When Television Characters Graduate

Friday, September 02, 2011


Most television writers don’t like change.  If your formula isn’t broken, why fix it?  But if your show is set in high-school, there is one shark you absolutely must jump: graduation.   Kevin Fallon wrote about this conundrum for The Atlantic’s entertainment blog, where he examined how different shows have tried to keep the formula -- and the cast -- once they leave high school behind. 


  • tv

Comments [3]


In the discussion of Veronica Mars, you don't mention that she actually did graduate high school and went to college in the series. From what I remember, we don't even see her graduate college.

Sep. 04 2011 11:27 PM
Fred Roberts from Georgia

I agree, "Buffy the Vampire Slayer" was a grievous omission.

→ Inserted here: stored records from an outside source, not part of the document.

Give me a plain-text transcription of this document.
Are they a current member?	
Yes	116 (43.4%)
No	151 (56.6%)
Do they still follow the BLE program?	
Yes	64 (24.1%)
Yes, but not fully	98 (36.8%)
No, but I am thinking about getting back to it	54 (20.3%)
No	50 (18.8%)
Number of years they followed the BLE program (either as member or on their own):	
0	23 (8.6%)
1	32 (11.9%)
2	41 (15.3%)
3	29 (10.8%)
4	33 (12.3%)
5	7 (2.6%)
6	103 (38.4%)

The "Scooby Gang's" graduation saw the school burned to the ground in a colossal battle with a huge dragon, who had just eaten the principal. You had to be there I guess, but it remains near the top of my list of best shows ever. And I graduated in 1964.

Sep. 04 2011 03:04 PM

Mr. Fallon overlooked "Buffy the Vampire Slayer." Since BtVS's fantasy was a metaphor for high school as hell, not a soap transposing adult melodrama onto teens, Joss Whedon didn't miss a step when it pushed the characters out of the sandbox. The Scooby Gang graduated from the terrors of high school (vanquishing an all-encompassing evil at the graduation ceremony). Then they left to confront new horrors, like freshman year at the local community college (demon roommates, evil professors, frat parties) and "real world" jobs (exhausting construction work, indy band dreams, humiliation at the bottom rungs of Hollywood).